Dick Wall (Healthcare BI Solutions Architect)

Driving change with AI

So, did AI solve all the problems? Well, not just AI – it needed the AI to drive changes in what the clinical and operational teams do.  What the project did was present a different way of looking at the problem. They then have had to look at how to operationally respond to these findings.

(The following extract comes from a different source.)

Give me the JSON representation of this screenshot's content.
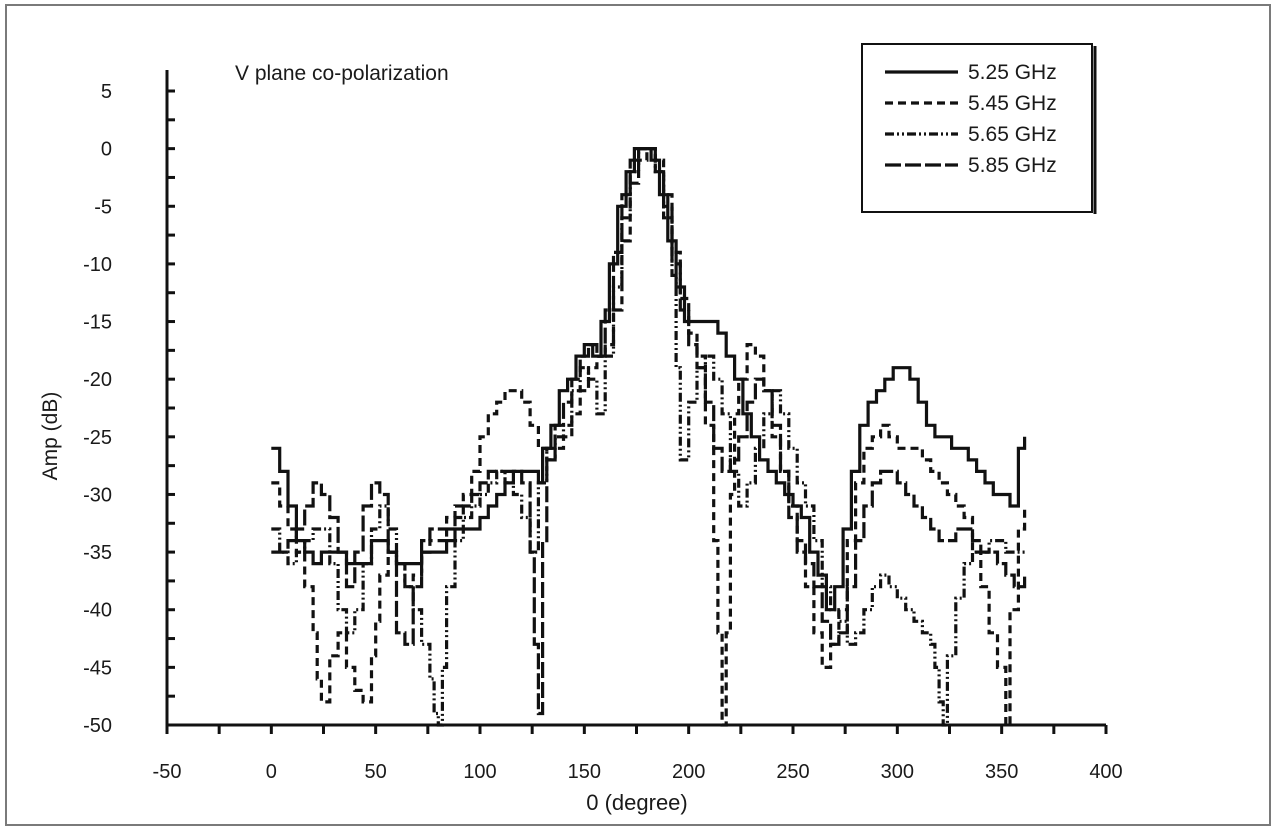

For instance, if you are very confident that an appointment is very likely to be missed, you may well be willing to invest more resources on avoiding that. You have choices; you might choose to offer transport for the highly likely ones if you think that transport is the issue. There are a range of other responses, offering appointments less likely to DNA, sending automated text reminders, calls and asking if they are attending. And the local University were able to bring some psychological insights to draft the targeted texts to send to the people in different groups, and then use the tool to send the right messages! Of course, all of the predicted scores and actions taken were captured and sent to the Bedrock Data Warehouse for further analysis.

Caller interface

The pilot details are interim but achieved a five-fold reduction in the proportion of DNAs by using the AI driven contact approach

So, will Alexa be writing prescriptions? Probably not for the foreseeable future, but data and AI are showing how the NHS can address real issues using the data that they already have.

About the author

Dick Wall started in IT in 1987 before the PC or MS-Dos and has always been interested in how IT delivers (or doesn’t) value to the organisation using it. He now works almost exclusively with the NHS to help them deliver clinical and operational value from the data collected in many disparate digital systems that touch patients and staff.
Working closely with Healthcare organisations across the UK, Dick supports the development of Business Intelligence (BI) solutions to facilitate improvements in  operational, commercial, financial and resource challenges using data and information as an enabler in the process.